Remember when you were knee high to a grasshopper? Remember the "Why?" game where you would ask "Why?" of every situation imaginable, and of every response? What the hell ever happened to that?

In my mind, it seems that a great many things would be different about our world if people would just inquire about things ad nauseum. Why do we have to war with people for oil we don't need? Why did the guy who the people didn't vote into office get to be President? Why does the media even bother running a story about human cloning that comes from a cult of whack-os? (I mean, really people, is there anyone who honestly thinks aliens called "Elohim" made mankind as clones, then came back to tell a French dude in a volcano during the '70's?)

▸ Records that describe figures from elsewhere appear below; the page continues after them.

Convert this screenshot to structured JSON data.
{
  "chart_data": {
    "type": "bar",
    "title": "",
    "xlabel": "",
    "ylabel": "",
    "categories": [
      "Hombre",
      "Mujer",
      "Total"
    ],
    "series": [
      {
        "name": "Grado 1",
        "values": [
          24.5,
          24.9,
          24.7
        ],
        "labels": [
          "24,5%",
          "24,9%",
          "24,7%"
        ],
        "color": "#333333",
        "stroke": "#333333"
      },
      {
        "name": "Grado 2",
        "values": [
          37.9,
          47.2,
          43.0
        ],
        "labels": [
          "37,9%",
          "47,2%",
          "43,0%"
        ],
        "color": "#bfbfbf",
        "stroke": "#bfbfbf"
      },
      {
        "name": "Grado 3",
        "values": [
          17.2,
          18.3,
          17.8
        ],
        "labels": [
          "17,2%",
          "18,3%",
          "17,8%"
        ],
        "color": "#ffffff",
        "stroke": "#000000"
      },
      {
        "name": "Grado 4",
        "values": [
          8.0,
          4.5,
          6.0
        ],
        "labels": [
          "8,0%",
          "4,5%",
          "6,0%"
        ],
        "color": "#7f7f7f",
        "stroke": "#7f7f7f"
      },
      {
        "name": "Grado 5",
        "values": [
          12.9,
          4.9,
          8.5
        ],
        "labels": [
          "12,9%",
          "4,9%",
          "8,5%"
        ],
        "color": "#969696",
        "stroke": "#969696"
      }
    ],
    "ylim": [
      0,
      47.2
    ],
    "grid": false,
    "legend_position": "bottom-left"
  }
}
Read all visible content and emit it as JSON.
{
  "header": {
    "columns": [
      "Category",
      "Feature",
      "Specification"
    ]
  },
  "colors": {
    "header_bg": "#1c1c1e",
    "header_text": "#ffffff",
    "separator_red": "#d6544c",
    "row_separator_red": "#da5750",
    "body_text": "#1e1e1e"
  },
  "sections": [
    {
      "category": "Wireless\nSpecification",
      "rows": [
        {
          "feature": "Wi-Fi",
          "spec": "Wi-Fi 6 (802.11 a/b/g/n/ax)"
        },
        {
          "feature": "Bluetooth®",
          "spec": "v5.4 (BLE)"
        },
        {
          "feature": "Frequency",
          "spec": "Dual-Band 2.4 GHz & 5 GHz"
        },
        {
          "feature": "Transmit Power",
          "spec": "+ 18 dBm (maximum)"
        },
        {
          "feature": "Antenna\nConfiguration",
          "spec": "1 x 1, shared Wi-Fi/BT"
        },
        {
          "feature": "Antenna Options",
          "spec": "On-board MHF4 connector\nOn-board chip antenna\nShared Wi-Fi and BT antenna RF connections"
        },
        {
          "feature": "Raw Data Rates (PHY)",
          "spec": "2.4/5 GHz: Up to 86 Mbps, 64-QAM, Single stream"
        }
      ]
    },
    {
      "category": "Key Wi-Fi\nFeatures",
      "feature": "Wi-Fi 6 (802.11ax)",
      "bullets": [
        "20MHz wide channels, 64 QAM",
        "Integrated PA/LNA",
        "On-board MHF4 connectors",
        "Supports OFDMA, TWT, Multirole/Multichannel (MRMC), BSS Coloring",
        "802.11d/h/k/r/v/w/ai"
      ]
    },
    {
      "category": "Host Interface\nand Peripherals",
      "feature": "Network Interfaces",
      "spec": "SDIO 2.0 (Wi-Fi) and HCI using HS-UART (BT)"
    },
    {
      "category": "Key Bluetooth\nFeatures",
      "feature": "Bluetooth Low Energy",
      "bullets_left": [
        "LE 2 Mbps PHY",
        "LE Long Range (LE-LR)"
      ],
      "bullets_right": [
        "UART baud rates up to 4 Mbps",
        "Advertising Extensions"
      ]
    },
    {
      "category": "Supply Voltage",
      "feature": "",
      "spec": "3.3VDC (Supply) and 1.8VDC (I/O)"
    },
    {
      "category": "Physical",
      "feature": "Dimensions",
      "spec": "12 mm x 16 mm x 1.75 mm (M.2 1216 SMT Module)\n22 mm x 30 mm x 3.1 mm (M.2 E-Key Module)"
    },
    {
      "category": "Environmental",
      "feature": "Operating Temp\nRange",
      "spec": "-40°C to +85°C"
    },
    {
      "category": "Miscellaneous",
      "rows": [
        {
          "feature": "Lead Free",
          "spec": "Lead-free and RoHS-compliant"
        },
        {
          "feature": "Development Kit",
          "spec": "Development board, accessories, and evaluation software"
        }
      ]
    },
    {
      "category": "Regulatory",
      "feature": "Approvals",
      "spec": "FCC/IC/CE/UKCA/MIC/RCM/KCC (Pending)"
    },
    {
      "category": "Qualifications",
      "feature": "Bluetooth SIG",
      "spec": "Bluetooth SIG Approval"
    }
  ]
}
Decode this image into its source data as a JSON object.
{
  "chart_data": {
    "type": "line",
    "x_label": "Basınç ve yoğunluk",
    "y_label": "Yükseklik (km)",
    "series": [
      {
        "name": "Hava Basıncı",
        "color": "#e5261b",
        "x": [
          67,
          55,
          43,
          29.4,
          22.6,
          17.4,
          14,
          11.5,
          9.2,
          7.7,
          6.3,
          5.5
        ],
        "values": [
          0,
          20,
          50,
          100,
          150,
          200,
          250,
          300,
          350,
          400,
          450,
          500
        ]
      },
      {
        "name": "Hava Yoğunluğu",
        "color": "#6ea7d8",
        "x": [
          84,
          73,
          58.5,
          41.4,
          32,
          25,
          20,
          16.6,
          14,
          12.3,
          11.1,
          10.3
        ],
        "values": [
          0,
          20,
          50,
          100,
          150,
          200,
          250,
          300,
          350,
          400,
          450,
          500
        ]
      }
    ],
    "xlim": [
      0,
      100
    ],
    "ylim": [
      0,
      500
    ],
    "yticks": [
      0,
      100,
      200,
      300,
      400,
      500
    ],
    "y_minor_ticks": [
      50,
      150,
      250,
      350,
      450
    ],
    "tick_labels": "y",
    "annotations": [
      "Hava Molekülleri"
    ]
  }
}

The veritable corna copia o'shit that's going on in the current events section of life as we know it seems to be going unchecked. Are we being bred by elders too lazy to keep answering our questions? Is it easier to make someone feel bad about asking questions than it is to admit you don't know the answer? Perhaps it's that we're afraid of having to face the fact that the answers to the most poignant questions are stupid. That's right, stupid answers.

"WHY X?"

"BECAUSE N."

"BUT THAT'S STUPID."

"YES, WELL, ER, IT'S ALWAYS BEEN THAT WAY, BLAH BLAH TRADITION, BLAH RULES, BLAH CAN'T CHANGE THINGS, BLAH DON'T ROCK THE BOAT, BLAH NOT MY FAULT."

I have to imagine that similar scenarios are to blame for our complacency as we get older. The more you ask questions and receive unfulfilling smoke screens or thinly veiled untruths as answers, the less likely you are to ask questions again.

Why?

Back to work, clean your room, I dunno, because, why not, who knows, and that's just the way it is.